Ordering Tour Credentials

Another crucial part of preparing for a tour is designing and ordering tour credentials

Credentials, or tour laminates, are the lanyards you often see people wearing around their necks or dangling from their waistbands.

They are more than just collectible ornaments, as they play a vital role in helping to secure the backstage.

Before the venue doors open to the public, a security meeting occurs between the tour and the house.

During the security meeting, a pass sheet is given to the venue to showcase the tour credentials being used that day.

Tour credentials come in all different shapes, sizes, and finishes.

Tour Credentials Come In All Shapes & Sizes

Advance Shows

Once all of your documents are compiled, you can begin to advance the show with the venues.

Advancing is the process of going through a checklist and ensuring the tour and the local venue are on the same page regarding requirements for a successful show day.

This could include parking information, confirming production, hospitality, security, etc.

Advances are typically conducted via phone, e-mail, or other touring management software.

Schedule and Communication

Once you start getting replies from your advances, it will be essential to compile the information and present it in a way that’s easy for your team to access.

There are layers upon layers of logistics to coordinate and communicate, so developing systems that work for you and your team is a priority. 

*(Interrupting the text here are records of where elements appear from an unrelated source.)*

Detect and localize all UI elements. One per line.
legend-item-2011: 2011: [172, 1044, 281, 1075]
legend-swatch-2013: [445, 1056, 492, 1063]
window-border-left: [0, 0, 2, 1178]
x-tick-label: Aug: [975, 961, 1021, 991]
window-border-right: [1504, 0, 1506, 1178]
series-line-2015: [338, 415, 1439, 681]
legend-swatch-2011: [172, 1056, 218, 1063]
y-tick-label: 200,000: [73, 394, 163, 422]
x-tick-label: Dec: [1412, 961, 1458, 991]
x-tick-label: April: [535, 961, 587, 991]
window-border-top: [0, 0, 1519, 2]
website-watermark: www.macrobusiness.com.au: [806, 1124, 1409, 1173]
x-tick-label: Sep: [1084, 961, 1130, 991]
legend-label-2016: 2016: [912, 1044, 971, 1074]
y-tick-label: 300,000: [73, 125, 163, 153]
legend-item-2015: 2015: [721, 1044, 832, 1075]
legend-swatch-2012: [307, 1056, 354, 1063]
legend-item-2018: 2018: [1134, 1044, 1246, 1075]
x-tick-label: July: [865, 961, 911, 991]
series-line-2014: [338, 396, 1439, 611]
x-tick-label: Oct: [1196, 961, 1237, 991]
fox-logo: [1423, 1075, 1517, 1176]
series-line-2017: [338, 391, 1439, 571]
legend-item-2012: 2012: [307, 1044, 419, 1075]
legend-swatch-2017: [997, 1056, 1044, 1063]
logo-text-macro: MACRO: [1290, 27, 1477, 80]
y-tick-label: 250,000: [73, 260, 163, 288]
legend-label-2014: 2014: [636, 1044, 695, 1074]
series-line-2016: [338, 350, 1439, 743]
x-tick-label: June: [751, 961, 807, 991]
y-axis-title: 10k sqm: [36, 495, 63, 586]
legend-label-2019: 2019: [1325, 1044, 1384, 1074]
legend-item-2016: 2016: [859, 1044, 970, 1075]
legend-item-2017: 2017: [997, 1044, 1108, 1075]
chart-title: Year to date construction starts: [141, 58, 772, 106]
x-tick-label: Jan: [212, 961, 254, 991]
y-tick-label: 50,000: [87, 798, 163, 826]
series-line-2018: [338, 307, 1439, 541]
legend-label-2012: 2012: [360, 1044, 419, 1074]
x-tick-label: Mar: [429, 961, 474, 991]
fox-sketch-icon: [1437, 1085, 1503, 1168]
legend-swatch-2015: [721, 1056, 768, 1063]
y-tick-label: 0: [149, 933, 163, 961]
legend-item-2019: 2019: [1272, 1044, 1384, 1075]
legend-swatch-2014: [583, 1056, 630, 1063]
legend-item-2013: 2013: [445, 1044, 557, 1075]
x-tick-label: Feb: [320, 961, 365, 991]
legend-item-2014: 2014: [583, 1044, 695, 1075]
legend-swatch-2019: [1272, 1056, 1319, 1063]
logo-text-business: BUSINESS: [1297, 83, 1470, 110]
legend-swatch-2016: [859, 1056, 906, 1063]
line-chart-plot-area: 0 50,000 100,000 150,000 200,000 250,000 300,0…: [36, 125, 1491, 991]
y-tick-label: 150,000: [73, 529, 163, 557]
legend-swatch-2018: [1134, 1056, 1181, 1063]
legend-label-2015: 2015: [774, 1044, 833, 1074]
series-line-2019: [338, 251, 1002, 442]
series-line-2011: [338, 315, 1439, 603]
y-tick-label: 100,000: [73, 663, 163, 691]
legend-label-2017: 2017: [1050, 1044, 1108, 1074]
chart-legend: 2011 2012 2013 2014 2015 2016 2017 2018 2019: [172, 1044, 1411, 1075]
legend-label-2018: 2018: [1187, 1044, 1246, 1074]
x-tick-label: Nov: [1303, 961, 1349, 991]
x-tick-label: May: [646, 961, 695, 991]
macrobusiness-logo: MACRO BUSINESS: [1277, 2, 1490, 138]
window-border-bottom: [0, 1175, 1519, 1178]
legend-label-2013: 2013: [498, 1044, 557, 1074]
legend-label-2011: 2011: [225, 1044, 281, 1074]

Properly sharing information with your team and helping them learn where to access information is integral to running a successful tour.

The Tour Begins!

Now comes the part we’ve all been waiting for going on tour.

Seeing your hard work and preparation start to pay off is immensely gratifying.

Parking is available, stagehands are there when they are supposed to be, and catering is ready on time.

The hard work is worth it when you see the audience's faces light up and start singing along to their favorite song.


For bands doing everything by themselves, adding a tour manager to their operation is a great way to help streamline road life and ensure nothing slips between the cracks.

Preparing for a concert tour is a ton of work, and if done correctly, it can lead to an excellent experience for the fans, the venue, and the performers on stage.

It’s a challenging job that requires attention to detail, thinking on your feet, and exceptional organizational skills.

A tour manager’s role, often behind the scenes, is instrumental in creating a seamless tour experience.

By entrusting a proficient tour manager with these responsibilities, bands can focus solely on delivering their best performance night after night.